Having just been disappointed by the Nigel Kneale-scripted THE WOMAN IN BLACK (1989), I was glad to get to this vintage TV series which finds him treading more familiar territory – at least, judging by this first episode; even so, some eerie touches here – such as a cradle and, later, a chair rocking of their own accord – wouldn't be out-of-place in a traditional ghost story!

As in QUATERMASS AND THE PIT (a 1958 TV series that was eventually successfully adapted for the cinema nine years later), which remains Kneale's best offering, it all begins with the discovery (during excavation work in a country-house) of the body of a mysterious animal; as it happens, the proprietor is a young vet (Simon MacCorkindale) and, naturally, he would like to analyze it – with the help of a conceited and patronizing elder colleague (T.P. McKenna). However, his pregnant wife (Jane Wymark) has apprehensions about the thing – which seems to have been buried, and preserved all these years, in an unborn state – especially after the workers mention a strange case of animal sterility in the region!
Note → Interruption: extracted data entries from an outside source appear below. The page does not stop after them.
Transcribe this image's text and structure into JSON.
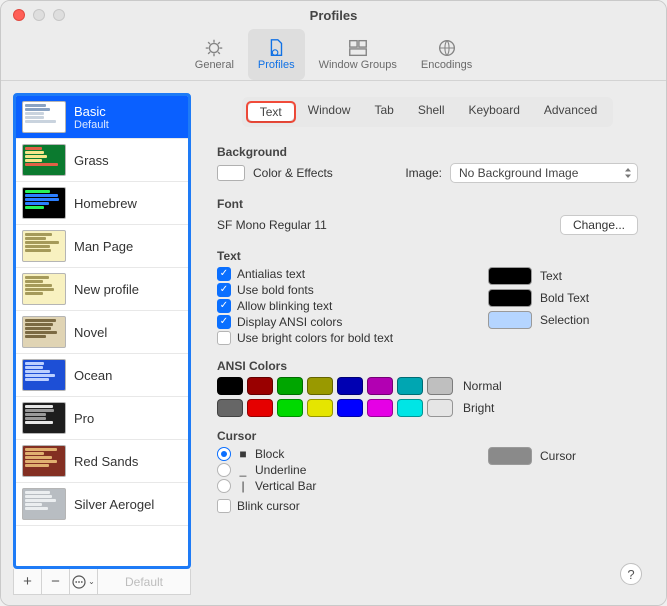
{
  "window": {
    "title": "Profiles"
  },
  "toolbar": {
    "items": [
      {
        "label": "General"
      },
      {
        "label": "Profiles"
      },
      {
        "label": "Window Groups"
      },
      {
        "label": "Encodings"
      }
    ]
  },
  "profiles": [
    {
      "name": "Basic",
      "subtitle": "Default",
      "thumb": {
        "bg": "#ffffff",
        "lines": [
          "#8aa3c2",
          "#8aa3c2",
          "#c9d3de",
          "#c9d3de",
          "#c9d3de"
        ]
      }
    },
    {
      "name": "Grass",
      "thumb": {
        "bg": "#0b7a2f",
        "lines": [
          "#e06146",
          "#f5e58a",
          "#f5e58a",
          "#f5e58a",
          "#e06146"
        ]
      }
    },
    {
      "name": "Homebrew",
      "thumb": {
        "bg": "#000000",
        "lines": [
          "#29f25a",
          "#2b7fff",
          "#2b7fff",
          "#2b7fff",
          "#29f25a"
        ]
      }
    },
    {
      "name": "Man Page",
      "thumb": {
        "bg": "#f8f1c0",
        "lines": [
          "#a59a5a",
          "#a59a5a",
          "#a59a5a",
          "#a59a5a",
          "#a59a5a"
        ]
      }
    },
    {
      "name": "New profile",
      "thumb": {
        "bg": "#f8f1c0",
        "lines": [
          "#a59a5a",
          "#a59a5a",
          "#a59a5a",
          "#a59a5a",
          "#a59a5a"
        ]
      }
    },
    {
      "name": "Novel",
      "thumb": {
        "bg": "#e0d4b4",
        "lines": [
          "#7b6a43",
          "#7b6a43",
          "#7b6a43",
          "#7b6a43",
          "#7b6a43"
        ]
      }
    },
    {
      "name": "Ocean",
      "thumb": {
        "bg": "#1d4fd6",
        "lines": [
          "#bcd0ff",
          "#bcd0ff",
          "#bcd0ff",
          "#bcd0ff",
          "#bcd0ff"
        ]
      }
    },
    {
      "name": "Pro",
      "thumb": {
        "bg": "#1d1d1d",
        "lines": [
          "#e6e6e6",
          "#999999",
          "#999999",
          "#999999",
          "#e6e6e6"
        ]
      }
    },
    {
      "name": "Red Sands",
      "thumb": {
        "bg": "#832f22",
        "lines": [
          "#e0b070",
          "#e0b070",
          "#e0b070",
          "#e0b070",
          "#e0b070"
        ]
      }
    },
    {
      "name": "Silver Aerogel",
      "thumb": {
        "bg": "#b8bdc2",
        "lines": [
          "#ebeef0",
          "#ebeef0",
          "#ebeef0",
          "#ebeef0",
          "#ebeef0"
        ]
      }
    }
  ],
  "sidebar_footer": {
    "default_label": "Default"
  },
  "tabs": [
    "Text",
    "Window",
    "Tab",
    "Shell",
    "Keyboard",
    "Advanced"
  ],
  "content": {
    "background": {
      "heading": "Background",
      "color_effects": "Color & Effects",
      "image_label": "Image:",
      "image_value": "No Background Image"
    },
    "font": {
      "heading": "Font",
      "value": "SF Mono Regular 11",
      "change_btn": "Change..."
    },
    "text": {
      "heading": "Text",
      "options": [
        {
          "label": "Antialias text",
          "checked": true
        },
        {
          "label": "Use bold fonts",
          "checked": true
        },
        {
          "label": "Allow blinking text",
          "checked": true
        },
        {
          "label": "Display ANSI colors",
          "checked": true
        },
        {
          "label": "Use bright colors for bold text",
          "checked": false
        }
      ],
      "swatches": [
        {
          "label": "Text",
          "color": "#000000"
        },
        {
          "label": "Bold Text",
          "color": "#000000"
        },
        {
          "label": "Selection",
          "color": "#b5d5ff"
        }
      ]
    },
    "ansi": {
      "heading": "ANSI Colors",
      "normal_label": "Normal",
      "bright_label": "Bright",
      "normal": [
        "#000000",
        "#990000",
        "#00a600",
        "#999900",
        "#0000b2",
        "#b200b2",
        "#00a6b2",
        "#bfbfbf"
      ],
      "bright": [
        "#666666",
        "#e50000",
        "#00d900",
        "#e5e500",
        "#0000ff",
        "#e500e5",
        "#00e5e5",
        "#e5e5e5"
      ]
    },
    "cursor": {
      "heading": "Cursor",
      "styles": [
        {
          "label": "Block",
          "glyph": "■",
          "selected": true
        },
        {
          "label": "Underline",
          "glyph": "_",
          "selected": false
        },
        {
          "label": "Vertical Bar",
          "glyph": "|",
          "selected": false
        }
      ],
      "blink": {
        "label": "Blink cursor",
        "checked": false
      },
      "swatch": {
        "label": "Cursor",
        "color": "#8a8a8a"
      }
    }
  }
}
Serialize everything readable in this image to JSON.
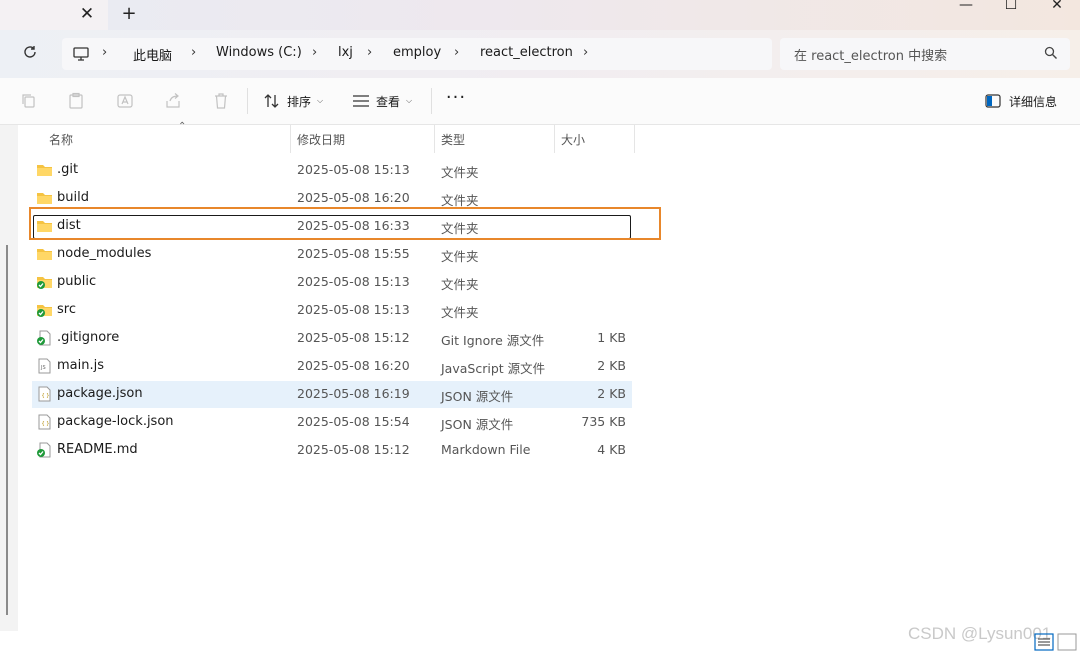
{
  "window": {
    "tab_close": "✕",
    "tab_add": "+",
    "minimize": "—",
    "maximize": "☐",
    "close": "✕"
  },
  "address": {
    "crumbs": [
      "此电脑",
      "Windows (C:)",
      "lxj",
      "employ",
      "react_electron"
    ],
    "separator": "›"
  },
  "search": {
    "placeholder": "在 react_electron 中搜索"
  },
  "toolbar": {
    "sort_label": "排序",
    "view_label": "查看",
    "more_label": "···",
    "details_label": "详细信息"
  },
  "columns": {
    "name": "名称",
    "date": "修改日期",
    "type": "类型",
    "size": "大小"
  },
  "files": [
    {
      "name": ".git",
      "date": "2025-05-08 15:13",
      "type": "文件夹",
      "size": "",
      "icon": "folder-icon"
    },
    {
      "name": "build",
      "date": "2025-05-08 16:20",
      "type": "文件夹",
      "size": "",
      "icon": "folder-icon"
    },
    {
      "name": "dist",
      "date": "2025-05-08 16:33",
      "type": "文件夹",
      "size": "",
      "icon": "folder-icon"
    },
    {
      "name": "node_modules",
      "date": "2025-05-08 15:55",
      "type": "文件夹",
      "size": "",
      "icon": "folder-icon"
    },
    {
      "name": "public",
      "date": "2025-05-08 15:13",
      "type": "文件夹",
      "size": "",
      "icon": "folder-synced-icon"
    },
    {
      "name": "src",
      "date": "2025-05-08 15:13",
      "type": "文件夹",
      "size": "",
      "icon": "folder-synced-icon"
    },
    {
      "name": ".gitignore",
      "date": "2025-05-08 15:12",
      "type": "Git Ignore 源文件",
      "size": "1 KB",
      "icon": "file-synced-icon"
    },
    {
      "name": "main.js",
      "date": "2025-05-08 16:20",
      "type": "JavaScript 源文件",
      "size": "2 KB",
      "icon": "js-file-icon"
    },
    {
      "name": "package.json",
      "date": "2025-05-08 16:19",
      "type": "JSON 源文件",
      "size": "2 KB",
      "icon": "json-file-icon"
    },
    {
      "name": "package-lock.json",
      "date": "2025-05-08 15:54",
      "type": "JSON 源文件",
      "size": "735 KB",
      "icon": "json-file-icon"
    },
    {
      "name": "README.md",
      "date": "2025-05-08 15:12",
      "type": "Markdown File",
      "size": "4 KB",
      "icon": "file-synced-icon"
    }
  ],
  "watermark": "CSDN @Lysun001",
  "colors": {
    "highlight": "#e8872b",
    "selected": "#e6f1fb",
    "folder": "#f5c342"
  }
}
Though a bit talky – particularly with the introduction of McKenna's eccentric wife (Shelagh Fraser) – and the low-budget shows in some obviously faked cat meowing(!), as with most of Kneale's writing, it's both intelligent and gripping, managing a subtle aura of unease throughout. Most notable in this respect are the shot of the forest suddenly getting overcast (recalling the conjured storm in NIGHT OF THE DEMON [1957]) and, of course, the weird subliminal look of the creature itself (I was actually reminded here of the similarly bizarre yet subtle monster-in-the-bedroom scene towards the end of THE SHINING [1980]).